Until recently, these surveys were recorded on paper maps. Today soil surveys are digitized, published onto a CD, and posted on the web. Jay Noller, an OSU soil scientist, mines these massive data sets and other data from satellite imagery, to compile information ranging from topography and climate to humans and microbes.

“All these factors are interrelated and influence each other,” said Noller, an international leader in digital soil mapping.

When he heads into the field, Noller collects field data digitally with what he calls a GPS diary, a hand-held computer unit and a global positioning system that always shows where he is. “I walk a landscape and I text-message notes to myself,” he explained. “I take digital photos and make sound recordings as well. When I get back from the field, I just download all this information, all automatically keyed to a location. I can click anywhere on a digital map and get all the info from any exact spot. These new technologies allow us to collect more information in less time and to capture it permanently.”

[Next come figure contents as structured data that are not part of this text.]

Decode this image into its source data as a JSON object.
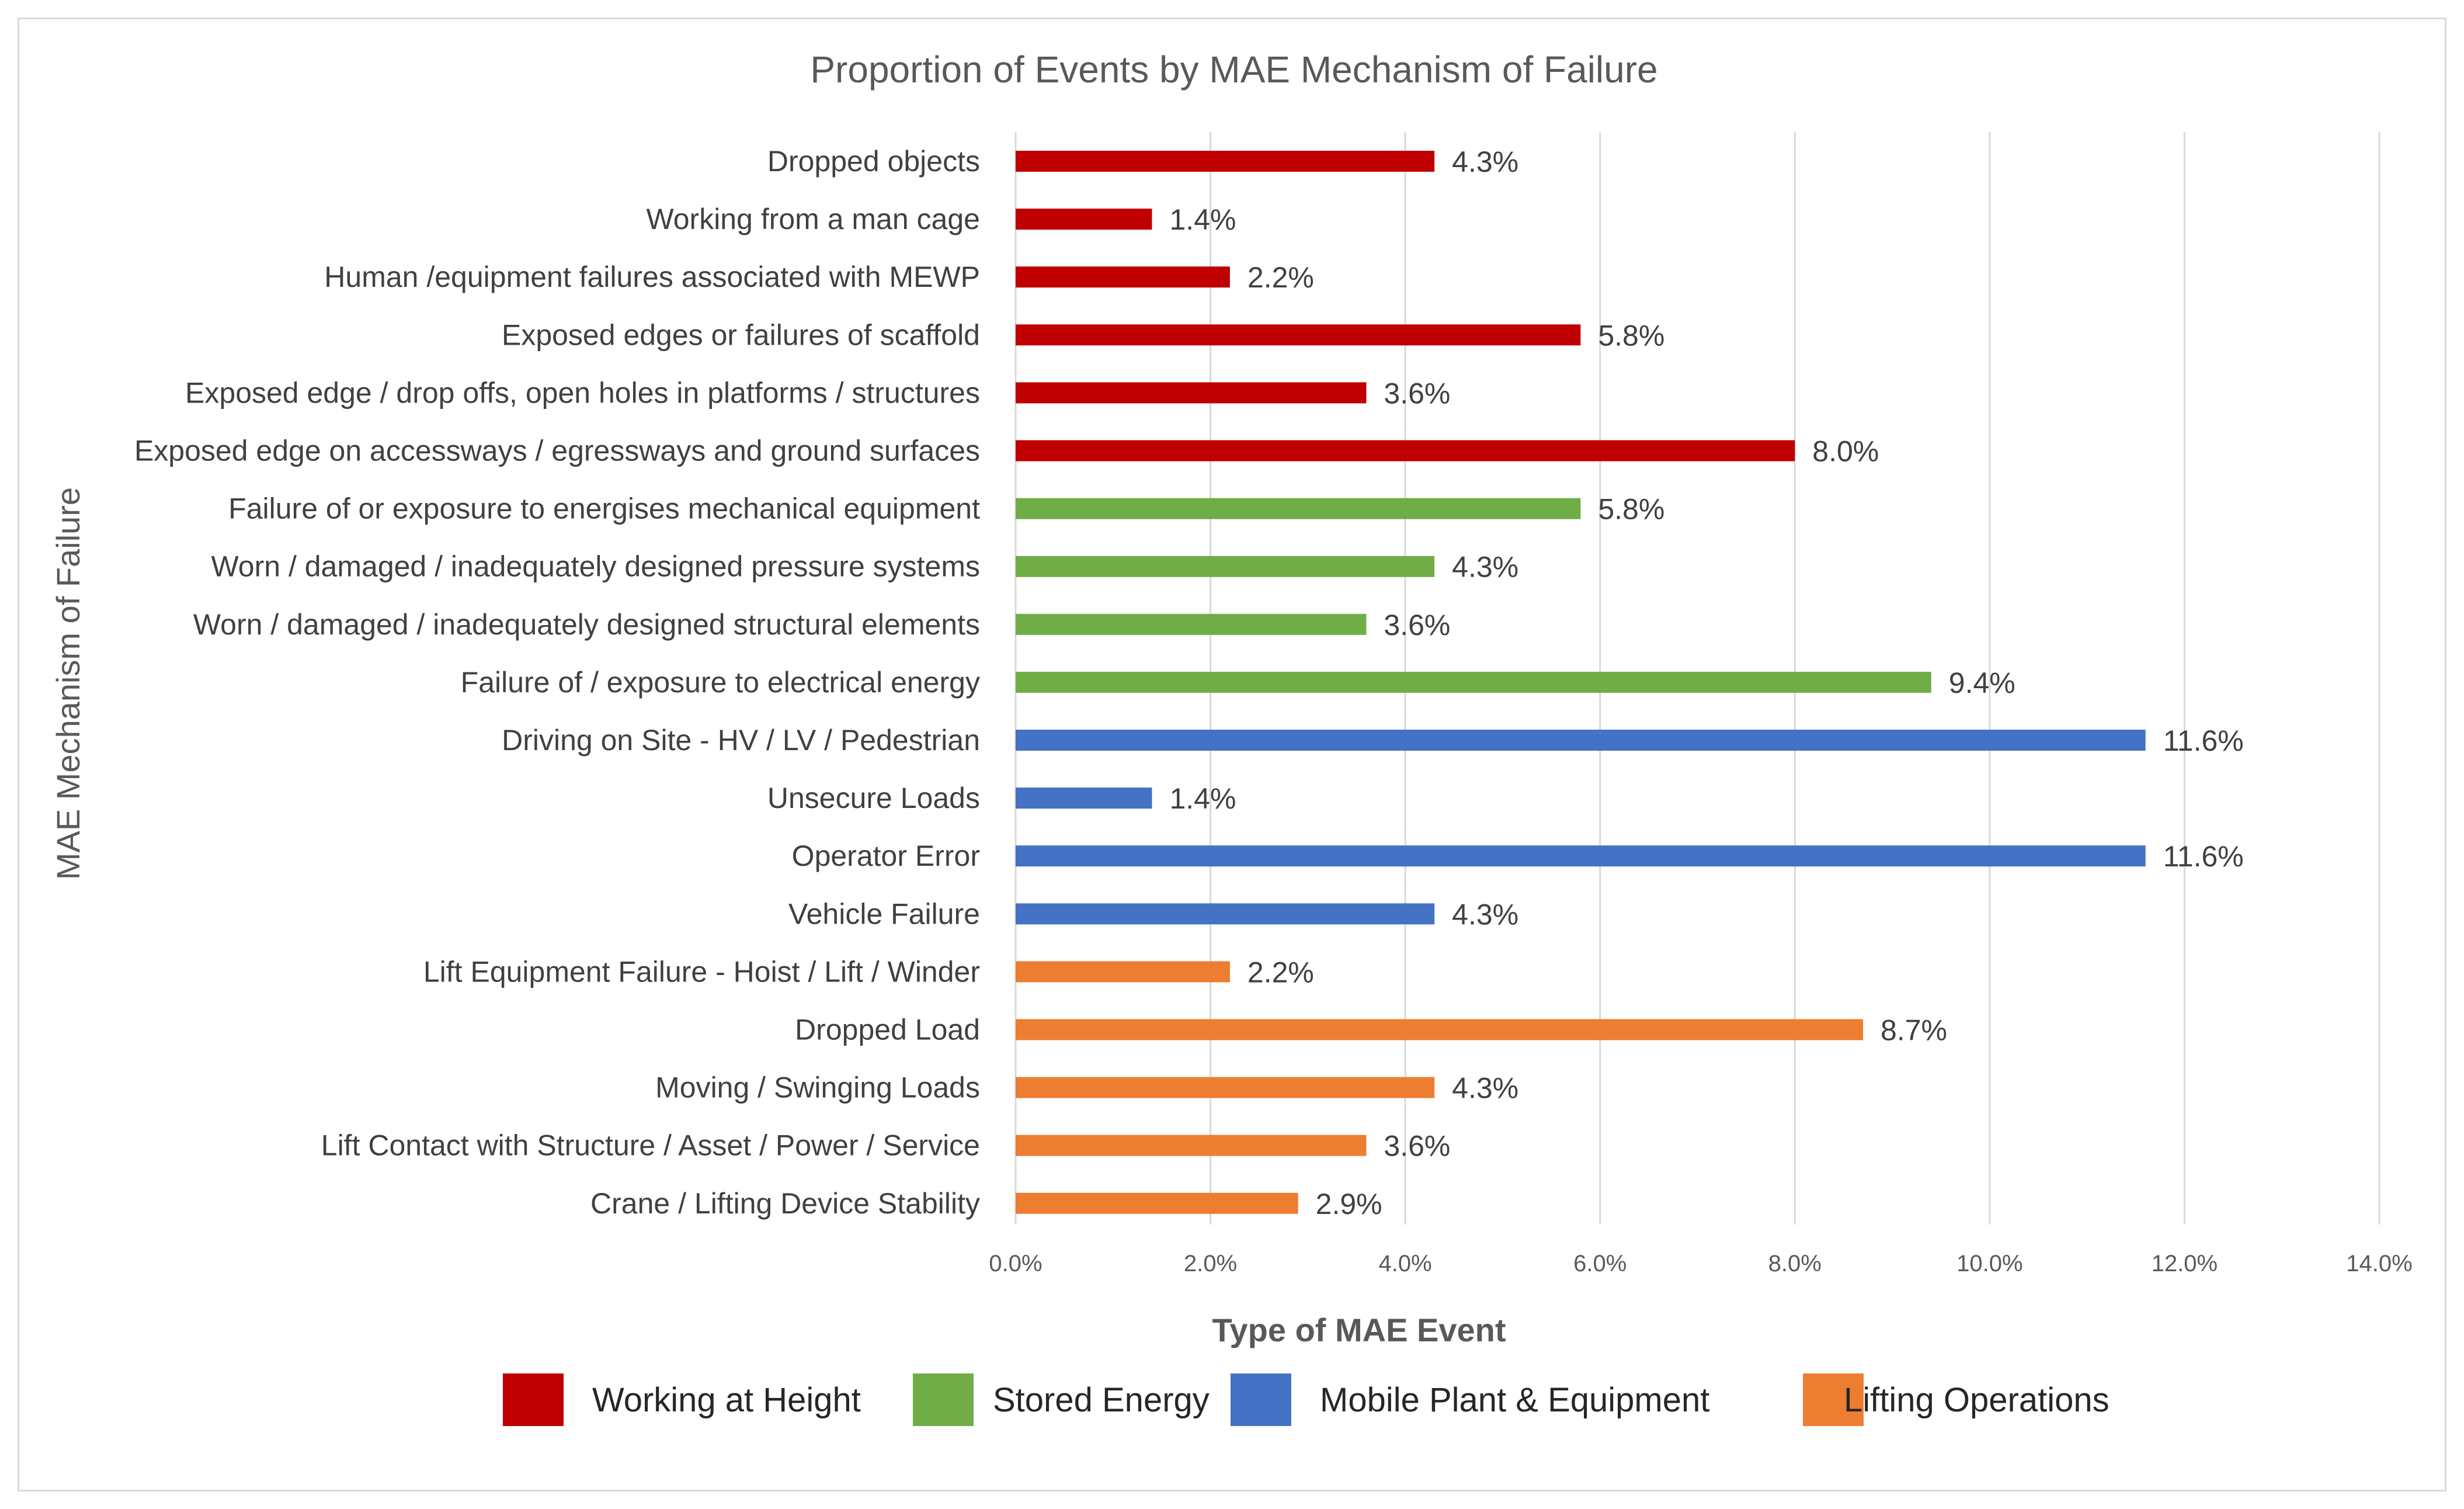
{
  "chart_data": {
    "type": "bar",
    "orientation": "horizontal",
    "title": "Proportion of Events by MAE Mechanism of Failure",
    "xlabel": "Type of MAE Event",
    "ylabel": "MAE Mechanism of Failure",
    "xlim": [
      0,
      14
    ],
    "xticks": [
      0,
      2,
      4,
      6,
      8,
      10,
      12,
      14
    ],
    "xtick_labels": [
      "0.0%",
      "2.0%",
      "4.0%",
      "6.0%",
      "8.0%",
      "10.0%",
      "12.0%",
      "14.0%"
    ],
    "grid": "vertical",
    "legend_position": "bottom",
    "series": [
      {
        "name": "Working at Height",
        "color": "#c00000"
      },
      {
        "name": "Stored Energy",
        "color": "#70ad47"
      },
      {
        "name": "Mobile Plant & Equipment",
        "color": "#4472c4"
      },
      {
        "name": "Lifting Operations",
        "color": "#ed7d31"
      }
    ],
    "categories": [
      {
        "label": "Dropped objects",
        "value": 4.3,
        "value_label": "4.3%",
        "series": 0
      },
      {
        "label": "Working from a man cage",
        "value": 1.4,
        "value_label": "1.4%",
        "series": 0
      },
      {
        "label": "Human /equipment failures associated with MEWP",
        "value": 2.2,
        "value_label": "2.2%",
        "series": 0
      },
      {
        "label": "Exposed edges or failures of scaffold",
        "value": 5.8,
        "value_label": "5.8%",
        "series": 0
      },
      {
        "label": "Exposed edge / drop offs, open holes in platforms / structures",
        "value": 3.6,
        "value_label": "3.6%",
        "series": 0
      },
      {
        "label": "Exposed edge on accessways / egressways and ground surfaces",
        "value": 8.0,
        "value_label": "8.0%",
        "series": 0
      },
      {
        "label": "Failure of or exposure to energises mechanical equipment",
        "value": 5.8,
        "value_label": "5.8%",
        "series": 1
      },
      {
        "label": "Worn / damaged / inadequately designed pressure systems",
        "value": 4.3,
        "value_label": "4.3%",
        "series": 1
      },
      {
        "label": "Worn / damaged / inadequately designed structural elements",
        "value": 3.6,
        "value_label": "3.6%",
        "series": 1
      },
      {
        "label": "Failure of / exposure to electrical energy",
        "value": 9.4,
        "value_label": "9.4%",
        "series": 1
      },
      {
        "label": "Driving on Site - HV / LV / Pedestrian",
        "value": 11.6,
        "value_label": "11.6%",
        "series": 2
      },
      {
        "label": "Unsecure Loads",
        "value": 1.4,
        "value_label": "1.4%",
        "series": 2
      },
      {
        "label": "Operator Error",
        "value": 11.6,
        "value_label": "11.6%",
        "series": 2
      },
      {
        "label": "Vehicle Failure",
        "value": 4.3,
        "value_label": "4.3%",
        "series": 2
      },
      {
        "label": "Lift Equipment Failure - Hoist / Lift / Winder",
        "value": 2.2,
        "value_label": "2.2%",
        "series": 3
      },
      {
        "label": "Dropped Load",
        "value": 8.7,
        "value_label": "8.7%",
        "series": 3
      },
      {
        "label": "Moving / Swinging Loads",
        "value": 4.3,
        "value_label": "4.3%",
        "series": 3
      },
      {
        "label": "Lift Contact with Structure / Asset / Power / Service",
        "value": 3.6,
        "value_label": "3.6%",
        "series": 3
      },
      {
        "label": "Crane / Lifting Device Stability",
        "value": 2.9,
        "value_label": "2.9%",
        "series": 3
      }
    ]
  }
}
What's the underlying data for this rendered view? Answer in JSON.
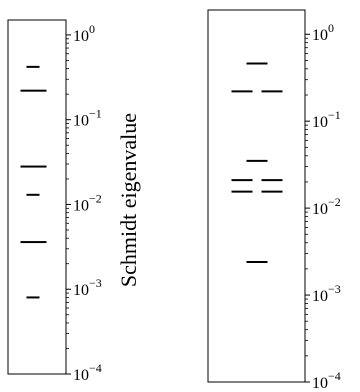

Mining these data, Noller can generate a map of a new area, a multiple variable electronic map that can predict the soil types with up to 90 percent accuracy. “Humans are spatially biased,” explained Noller. “We tend to avoid mountain peaks and steep valleys, so there are fewer data collected from hard-to-get-to places. Satellites and other forms of remote sensing have no spatial biases. They sample all the potholes and peaks.” Noller and his graduate students are using these methods to complete soil maps across more than 10 million acres of land in Oregon, a project in collaboration with the Natural Resource Conservation Service.

Gathering so much information so easily can create new challenges, says Noller. “People expect analysis quickly. A soil survey map used to take up to 20 years to complete. Now people expect it after 3 to 5 years. But there are still many human decisions and judgments involved in the process.”

Although digitized data have replaced paper maps, paper is not an archaic substrate when it comes to Noller’s teaching. He asks students in his course, “Soil Landscape Analysis,” to put away their computers and take up old-fashioned sketchbooks and pencils. “Before my students go digital, they must first master conventional landscape drawing,” he said. “I take them out and teach them to really see a landscape by sketching it. This reinforces the concept of negative space. In a landscape, what is not there is as important as what is there. You need to learn to see.”